Figure 5. Effect of pH on the H₂ consumption rate of W3110 and ΔhycE.

Anaerobic cultures were grown to log phase under anaerobic conditions at pH 5.5 (black bars), 7 (hatched bars), and 8 (white bars) and assayed for H₂ consumption as described in the Materials and Methods. A negative value for H₂ consumption means H₂ is produced. H₂ consumption rate was calculated as stated in the Materials and Methods.
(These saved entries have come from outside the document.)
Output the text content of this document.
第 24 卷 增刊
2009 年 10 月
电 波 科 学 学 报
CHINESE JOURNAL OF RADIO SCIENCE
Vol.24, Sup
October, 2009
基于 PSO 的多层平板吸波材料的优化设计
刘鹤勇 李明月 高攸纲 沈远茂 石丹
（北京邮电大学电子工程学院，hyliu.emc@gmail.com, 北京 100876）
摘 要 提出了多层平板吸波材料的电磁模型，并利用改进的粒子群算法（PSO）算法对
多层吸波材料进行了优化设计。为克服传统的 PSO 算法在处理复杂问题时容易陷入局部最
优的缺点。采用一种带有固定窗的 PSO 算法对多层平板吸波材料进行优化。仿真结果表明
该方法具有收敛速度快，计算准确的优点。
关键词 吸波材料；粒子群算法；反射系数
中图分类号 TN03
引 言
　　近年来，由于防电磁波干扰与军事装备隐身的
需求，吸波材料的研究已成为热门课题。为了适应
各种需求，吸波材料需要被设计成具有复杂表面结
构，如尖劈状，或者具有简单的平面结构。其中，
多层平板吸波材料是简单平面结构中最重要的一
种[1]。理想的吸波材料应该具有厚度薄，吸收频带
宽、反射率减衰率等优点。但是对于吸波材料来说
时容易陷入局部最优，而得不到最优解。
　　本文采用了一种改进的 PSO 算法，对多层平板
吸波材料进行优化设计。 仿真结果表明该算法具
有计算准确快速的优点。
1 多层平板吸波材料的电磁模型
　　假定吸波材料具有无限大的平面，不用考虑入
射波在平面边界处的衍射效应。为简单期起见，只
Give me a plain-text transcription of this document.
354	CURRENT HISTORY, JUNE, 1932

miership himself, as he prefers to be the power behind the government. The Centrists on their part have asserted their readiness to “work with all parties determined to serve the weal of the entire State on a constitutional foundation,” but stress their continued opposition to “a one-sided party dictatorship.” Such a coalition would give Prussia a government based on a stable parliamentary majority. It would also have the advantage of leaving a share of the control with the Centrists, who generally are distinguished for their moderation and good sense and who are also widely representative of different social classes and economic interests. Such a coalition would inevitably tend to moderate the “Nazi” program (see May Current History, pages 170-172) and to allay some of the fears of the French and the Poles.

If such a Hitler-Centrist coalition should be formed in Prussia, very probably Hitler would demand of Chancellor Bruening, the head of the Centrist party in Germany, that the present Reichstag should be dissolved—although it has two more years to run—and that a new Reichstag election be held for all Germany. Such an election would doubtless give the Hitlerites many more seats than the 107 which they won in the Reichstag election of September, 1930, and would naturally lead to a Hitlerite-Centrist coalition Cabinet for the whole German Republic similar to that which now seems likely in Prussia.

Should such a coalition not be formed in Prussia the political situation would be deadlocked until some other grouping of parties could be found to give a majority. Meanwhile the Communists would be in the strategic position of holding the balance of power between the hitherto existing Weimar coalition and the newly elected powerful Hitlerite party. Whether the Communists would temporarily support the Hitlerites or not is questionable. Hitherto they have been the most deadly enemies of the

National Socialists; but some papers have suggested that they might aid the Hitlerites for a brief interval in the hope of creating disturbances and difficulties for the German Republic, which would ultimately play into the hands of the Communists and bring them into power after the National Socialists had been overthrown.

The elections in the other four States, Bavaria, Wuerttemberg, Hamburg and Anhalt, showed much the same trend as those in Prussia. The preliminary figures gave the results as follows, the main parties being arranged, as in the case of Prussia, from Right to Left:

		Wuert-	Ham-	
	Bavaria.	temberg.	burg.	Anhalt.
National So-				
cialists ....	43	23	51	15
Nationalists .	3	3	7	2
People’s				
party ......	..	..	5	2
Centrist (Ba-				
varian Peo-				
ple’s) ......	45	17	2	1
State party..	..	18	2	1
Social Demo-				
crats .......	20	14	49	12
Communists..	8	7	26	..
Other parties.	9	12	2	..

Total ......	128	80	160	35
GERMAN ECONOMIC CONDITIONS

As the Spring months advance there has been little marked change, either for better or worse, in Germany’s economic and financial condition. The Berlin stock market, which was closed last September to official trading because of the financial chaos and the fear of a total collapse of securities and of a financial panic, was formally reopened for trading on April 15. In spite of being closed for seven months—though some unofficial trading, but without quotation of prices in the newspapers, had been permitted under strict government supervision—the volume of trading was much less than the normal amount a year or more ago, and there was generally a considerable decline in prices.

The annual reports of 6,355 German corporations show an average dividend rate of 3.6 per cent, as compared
Error bars represent SEM, n = 3. The experiment was conducted twice.

Figure 6. Effect of aeration on the extreme acid survival of W3110, ΔhybC, ΔhycE, and ΔhypF.

The white bars represent cultures grown with aeration to stationary phase in LBK buffered at pH 5 that were diluted 200-fold into LBK pH 2 and exposed for 2 h with aeration at 37°C. The hatched and black bars represent anaerobic cultures grown to stationary phase in LBK buffered at pH 5.5 that were diluted 200-fold into LBK pH 2.5 (hatched) or pH 2 (black) and exposed for 2 h without aeration at 37°C. Aerobic and anaerobic cultures were maintained as stated in the Materials and Methods. Error bars represent SEM, n = 5 or 6.